The breakthrough comes after months of talks and was brokered with the help of the United Nations and Turkey.
Senior United Nations officials said that the first shipments of grain out of Odesa and neighboring ports were mere weeks away and would quickly bring five million metric tons of Ukrainian grain and other foodstuffs to the world market per month. That would also free up storage space in Ukraine’s silos for freshly harvested grain, the officials said.
This agreement did not come easy,” António Guterres, the United Nations secretary general, said at the signing ceremony in Istanbul on Friday, calling the deal a “beacon in the Black Sea.”
He praised Ukraine, Russia and Turkey for working together to secure the breakthrough.
“Since the war started, I have been highlighting that there is no solution to the global food crisis without ensuring full global access to Ukraine’s food products and Russian food and fertilizer,” he said. “Today we took important steps to achieve this objective. But it has been a long road.”
Kyiv and Moscow have agreed on very little since Russia’s full-scale invasion of Ukraine began on Feb. 24. Negotiations held in Belarus that month and in March went nowhere, because Russia insisted on a change of government in Kyiv. Later in March, talks in Turkey were also ultimately fruitless.
However, negotiators have been able to reach agreements about evacuating a steel plant in Mariupol where hundreds of Ukrainian soldiers and civilians were holed up for 80 days. Both sides have also agreed on several occasions to exchange prisoners and the corpses of dead soldiers. But this is the first time that representatives from both countries have publicly signed an agreement in a signing ceremony.

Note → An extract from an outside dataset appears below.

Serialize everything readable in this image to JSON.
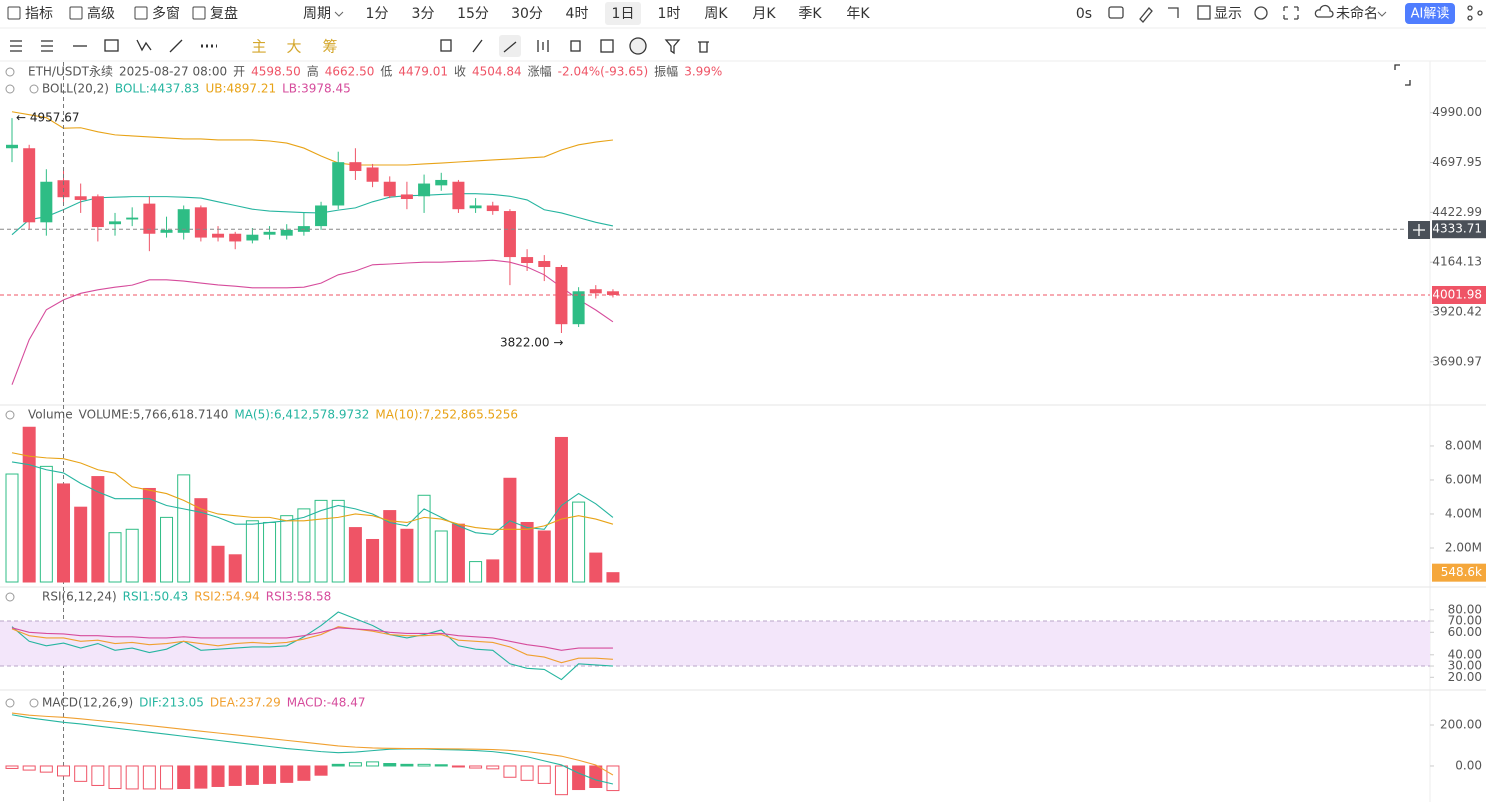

“It’s a big step forward,” Stephen E. Flynn, founding director of the Global Resilience Institute at Northeastern University, said of Friday’s deal, crediting the Turks with an “elegant approach.” But he warned that it will be difficult to speedily clear the logjam and deliver food to where it is most needed.
“The Black Sea is a juggernaut that has to be cleared,” and the mechanics of doing that — especially in wartime conditions when trust levels are low — are extremely complex. “It will not move quickly,” he said.